One sad fact you’ll need to face is that most small businesses fail within ten years. Why is that?

If you have a business or are thinking about starting one, you should know a few things:

  • 20 percent of small businesses fail within their first year, while 70 percent fail within ten years
  • Over 40 percent have no market for their product or service
  • 24 percent fail because they don’t have the right team in place
  • A whopping 82 percent have cash flow problems
  • 19 percent don’t or can’t keep up with their competition
  • 14 percent ignore their customers

Whether you’re brand-new to the business world or a seasoned business owner, these statistics paint a bleak picture.

Or do they? It’s also a fact that small businesses make up the backbone of the U.S. economy:

  • They make up 99.7 percent of our economy
  • We have 28.8 million small businesses
  • 48 percent of all U.S. employees work for small businesses
  • Despite the bleak picture painted above, 75 percent of small business owners are confident in their businesses

We’ve put together ten of the most common reasons small businesses fail, but we didn’t stop there. We’ve also provided resources and ways to research further. Knowing why small businesses fail will allow you to avoid the most common pitfalls.

1. Lack of Vision and Business Plan

business plans

You have a great idea for a product or service, but have you drawn up a business plan? A lack of planning is among the biggest reasons why small businesses fail.

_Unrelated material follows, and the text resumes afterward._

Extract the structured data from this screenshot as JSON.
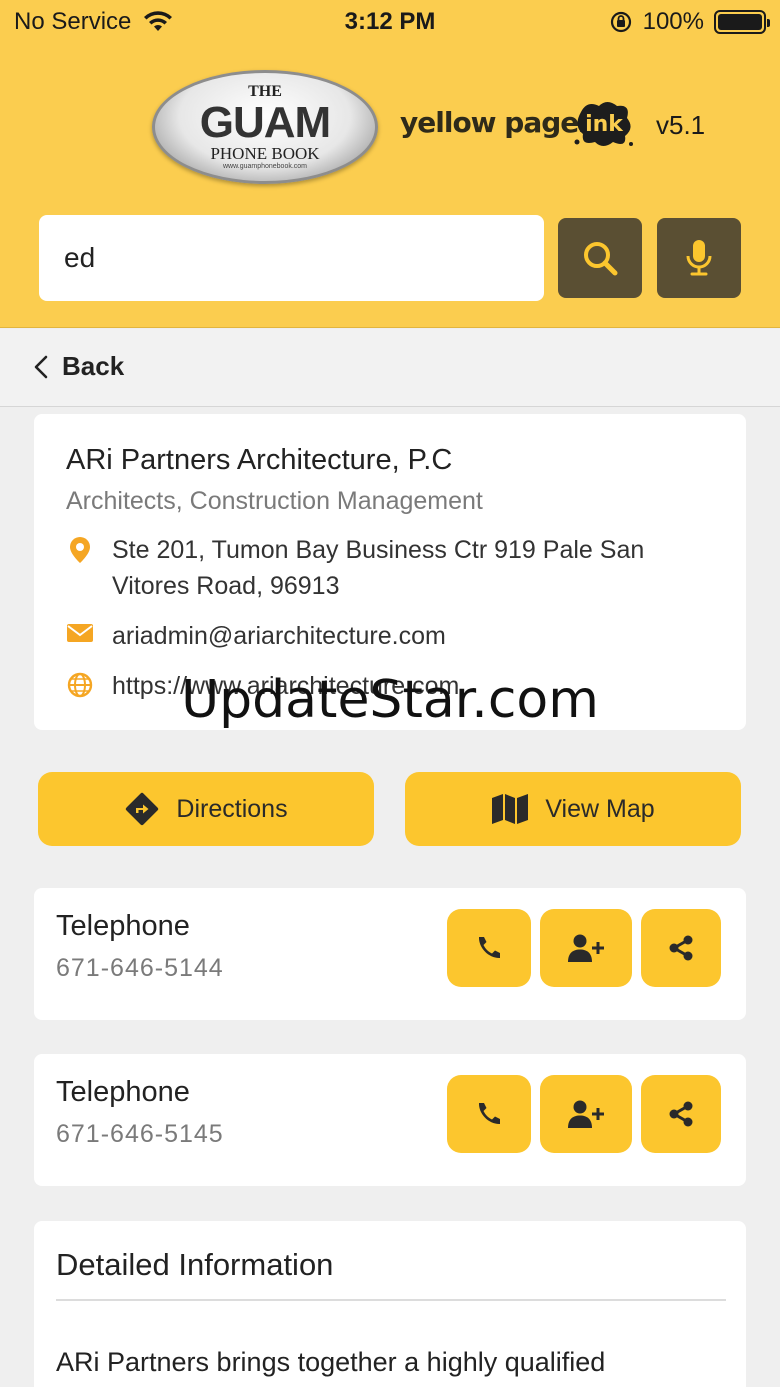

A successful business owner develops a clear vision for their business’s purpose and mission in the world. Your vision lays out where you are now and what your goals are, and spells out where you want to be in the future.

Your business plan serves as your roadmap and vehicle to get there. It spells out the steps you plan to take to achieve your vision, the direction you’ll have to go, and how you’ll know when you get there.

Without your vision and business plan, you’re flying blind. It’s like taking a motorcycle trip without a clear plan for how to get to your destination. You could get lost, run out of gas, or find yourself too tired to keep going even though there’s no hotel in sight.

If you’ve done nothing to plan, you may not be well-prepared.

Running your business with a similar lack of planning will do the same things to you. You need that vision and business plan. You also need to maintain flexibility as things will crop up that you can’t foresee.

If you don’t know where to start developing your vision and business plan, try reading “Creating Your Business Vision,” by Mike Nichols, and “The One Page Business Plan: Start With a Vision, Build a Company!” by Jim Horan.

2. Failure to Deliver Value to Your Customers

Deliver Value to Customers

The foremost consideration for a business is how to deliver value. It’s easy to make promises in your marketing campaigns, but much harder to deliver.

It’s also easy to have your employees do their jobs to the letter while ignoring the need to provide your customers with a unique and memorable experience.

A lack of value is why small businesses fail, too.

You need your customers to talk. Word-of-mouth advertising is one of the most powerful forms of advertising there is. When you deliver a high level of value to your customers, you secure repeat business, and you gain new business as they tell their friends and family about you.

One strategy is to under-promise and over-deliver, but that’s not something you can do for every customer every time. A better way to deliver value is to give your customers a better experience than they expect for their money.

If you’re not sure how to deliver value, check out “Delight Your Customers: 7 Simple Ways to Raise Your Customer Service from Ordinary to Extraordinary,” by customer service consultant Steve Curtin. You’ll find many ways to work with your staff to deliver the value your customers want.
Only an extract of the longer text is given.